Mateo really had been wrong. It wasn’t that she had been so desperate for the scraps that Iondorra had thrown her way. What had been driving her was her desire to know the past. Only, Evie was beginning to suspect it wasn’t Isabella’s past she wanted to know, but her own.

‘I’m sure they would interest me, very much. But I think I need some time to think through my next steps,’ she replied.

‘Of course. Please know that if you would like to take that time here in Callier, we will provide a suite for you and open a line of credit for you too.’

‘That is too kind, Your Majesty.’

‘No. It really isn’t. I am deeply sorry for how you were treated by your peers and regret very much that the palace wasn’t—and isn’t—able to change that. Yet.’

Evie held the gaze of a queen and accepted an apology that was her due. ‘Thank you.’

Mateo had intended to return home. He had. He’d arranged for his car to be waiting for him when he landed and there it was on the runway, waiting for him to drive it the short distance to his villa.

He’d blocked out two days for the rescheduled meeting with Léi Chen, but this time it was Chen who’d had to cancel due to a family emergency. So, he’d got in his car and started to drive.

He was nearly three hours in when he realised his unconscious destination. He both wanted it and feared it. Feared it because of the emotions coursing through his veins. His heart hadn’t beat normally since Evie had disembarked from the plane. Who was he kidding? It’d practically been arrhythmic since he’d first met her. An hour later and the muscle memory that had brought him here a thousand times had him turning off at the junction for Almería and he stopped fighting the fact that he was going to see his mother.
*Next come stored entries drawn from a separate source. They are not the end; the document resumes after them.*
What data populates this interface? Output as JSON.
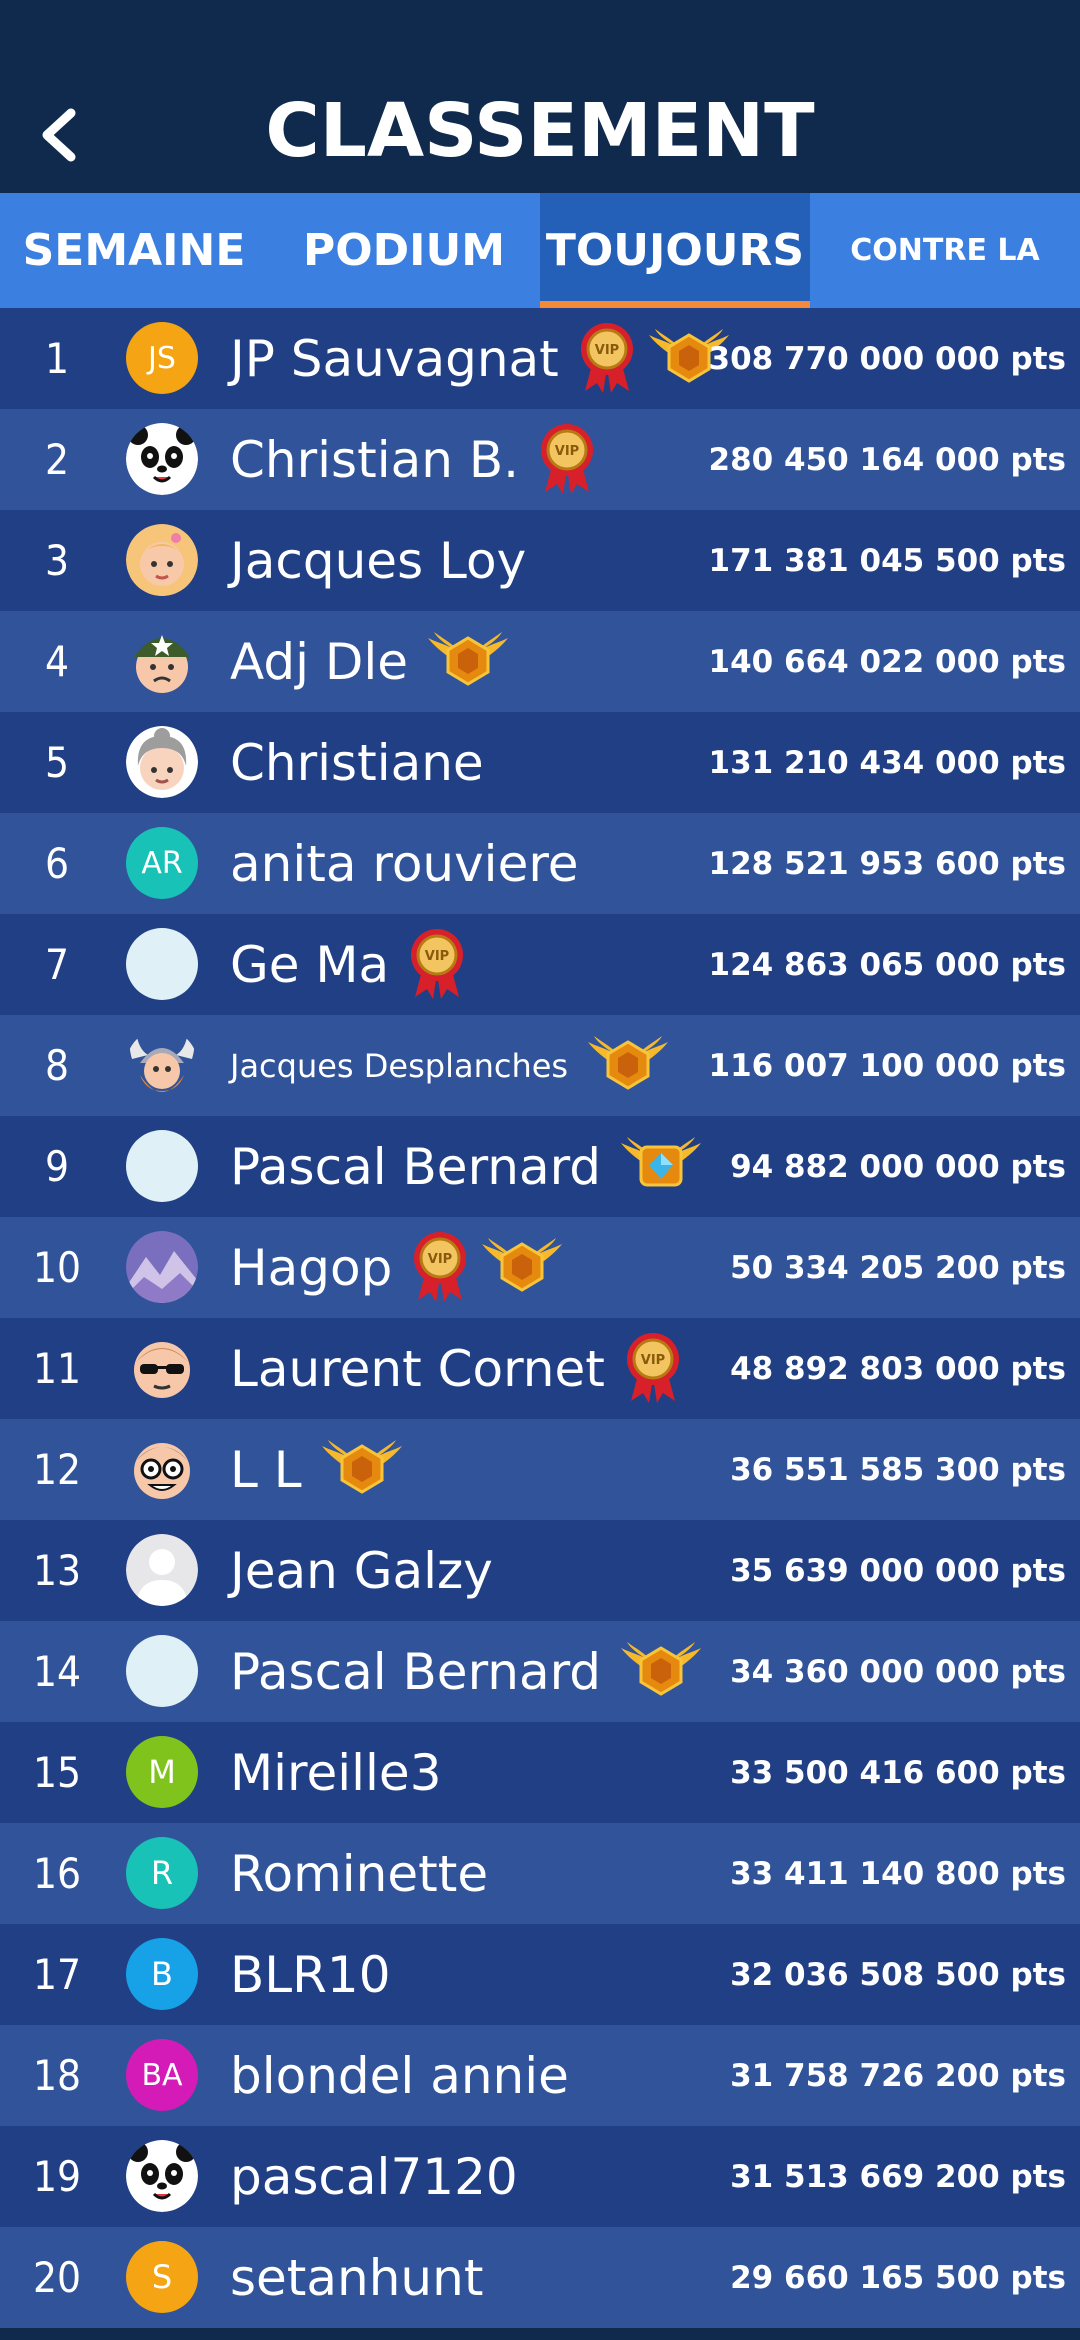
{
  "header": {
    "title": "CLASSEMENT"
  },
  "tabs": [
    {
      "label": "SEMAINE",
      "active": false
    },
    {
      "label": "PODIUM",
      "active": false
    },
    {
      "label": "TOUJOURS",
      "active": true
    },
    {
      "label": "CONTRE LA",
      "active": false
    }
  ],
  "colors": {
    "header_bg": "#0f2a4d",
    "tab_bg": "#3b7fe0",
    "tab_active_bg": "#245fb8",
    "tab_underline": "#f28a3a",
    "row_odd": "#213f85",
    "row_even": "#30539a"
  },
  "rows": [
    {
      "rank": "1",
      "avatar": "initials",
      "initials": "JS",
      "avatar_color": "#f5a413",
      "name": "JP Sauvagnat",
      "badges": [
        "vip-ribbon-icon",
        "gold-wings-icon"
      ],
      "points": "308 770 000 000 pts"
    },
    {
      "rank": "2",
      "avatar": "panda-avatar-icon",
      "name": "Christian B.",
      "badges": [
        "vip-ribbon-icon"
      ],
      "points": "280 450 164 000 pts"
    },
    {
      "rank": "3",
      "avatar": "girl-avatar-icon",
      "name": "Jacques Loy",
      "badges": [],
      "points": "171 381 045 500 pts"
    },
    {
      "rank": "4",
      "avatar": "soldier-avatar-icon",
      "name": "Adj Dle",
      "badges": [
        "gold-wings-icon"
      ],
      "points": "140 664 022 000 pts"
    },
    {
      "rank": "5",
      "avatar": "grandma-avatar-icon",
      "name": "Christiane",
      "badges": [],
      "points": "131 210 434 000 pts"
    },
    {
      "rank": "6",
      "avatar": "initials",
      "initials": "AR",
      "avatar_color": "#19c2b6",
      "name": "anita rouviere",
      "badges": [],
      "points": "128 521 953 600 pts"
    },
    {
      "rank": "7",
      "avatar": "blank-avatar-icon",
      "name": "Ge Ma",
      "badges": [
        "vip-ribbon-icon"
      ],
      "points": "124 863 065 000 pts"
    },
    {
      "rank": "8",
      "avatar": "viking-avatar-icon",
      "name": "Jacques Desplanches",
      "badges": [
        "gold-wings-icon"
      ],
      "points": "116 007 100 000 pts"
    },
    {
      "rank": "9",
      "avatar": "blank-avatar-icon",
      "name": "Pascal Bernard",
      "badges": [
        "gem-wings-icon"
      ],
      "points": "94 882 000 000 pts"
    },
    {
      "rank": "10",
      "avatar": "mountain-avatar-icon",
      "name": "Hagop",
      "badges": [
        "vip-ribbon-icon",
        "gold-wings-icon"
      ],
      "points": "50 334 205 200 pts"
    },
    {
      "rank": "11",
      "avatar": "sunglasses-avatar-icon",
      "name": "Laurent Cornet",
      "badges": [
        "vip-ribbon-icon"
      ],
      "points": "48 892 803 000 pts"
    },
    {
      "rank": "12",
      "avatar": "nerd-avatar-icon",
      "name": "L L",
      "badges": [
        "gold-wings-icon"
      ],
      "points": "36 551 585 300 pts"
    },
    {
      "rank": "13",
      "avatar": "person-silhouette-icon",
      "name": "Jean Galzy",
      "badges": [],
      "points": "35 639 000 000 pts"
    },
    {
      "rank": "14",
      "avatar": "blank-avatar-icon",
      "name": "Pascal Bernard",
      "badges": [
        "gold-wings-icon"
      ],
      "points": "34 360 000 000 pts"
    },
    {
      "rank": "15",
      "avatar": "initials",
      "initials": "M",
      "avatar_color": "#7fc31c",
      "name": "Mireille3",
      "badges": [],
      "points": "33 500 416 600 pts"
    },
    {
      "rank": "16",
      "avatar": "initials",
      "initials": "R",
      "avatar_color": "#19c2b6",
      "name": "Rominette",
      "badges": [],
      "points": "33 411 140 800 pts"
    },
    {
      "rank": "17",
      "avatar": "initials",
      "initials": "B",
      "avatar_color": "#17a2e8",
      "name": "BLR10",
      "badges": [],
      "points": "32 036 508 500 pts"
    },
    {
      "rank": "18",
      "avatar": "initials",
      "initials": "BA",
      "avatar_color": "#d41bb8",
      "name": "blondel annie",
      "badges": [],
      "points": "31 758 726 200 pts"
    },
    {
      "rank": "19",
      "avatar": "panda-avatar-icon",
      "name": "pascal7120",
      "badges": [],
      "points": "31 513 669 200 pts"
    },
    {
      "rank": "20",
      "avatar": "initials",
      "initials": "S",
      "avatar_color": "#f5a413",
      "name": "setanhunt",
      "badges": [],
      "points": "29 660 165 500 pts"
    }
  ]
}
She was standing in the doorway, wiping her hands on a cloth when he pulled into the parking bay in front of her villa. He wondered for a moment if she’d somehow known he was coming, an instinct he previously would have dismissed, but after everything he’d seen, everything he’d discovered, he really wasn’t that sure any more.

He exited the car and she opened her arms, and for the first time in what felt like forever he let his mother embrace him like a child. He was shamed by the anger and frustration that escaped from the box he’d tried to stuff them in, through the tears that pressed desperately against his eyelids, and he tried to pull away to hide them, but his mother held on tight, refusing to let go. And finally, he gave up the fight and sank into his mother’s arms.

An hour later he was in the kitchen with a coffee and a plate full of crumbs, his mother refusing to hear a word until he’d eaten the sandwich he’d denied needing but had consumed in less than thirty seconds.

She looked at him knowingly and he smiled. For a moment it had reminded him of Evie. And then the knife twisted again.

‘Speak and don’t leave anything out.’

He didn’t know where to start...there were things he’d have liked to leave out—the hurtful words he’d delivered, embarrassment and shame hot, crawling things with spikes that sank into his skin—but his mother also deserved to know that her husband’s theories had not been pure fantasy, but reality.

He started at the beginning and took the slaps to the back of his head with grace, knowing they were delivered by a mother who had raised her son better than that.

There was a wistful smile on his mother’s face when he finished.

‘That would have meant so much to your father. That you and she were the ones to find the treasure and the proof.’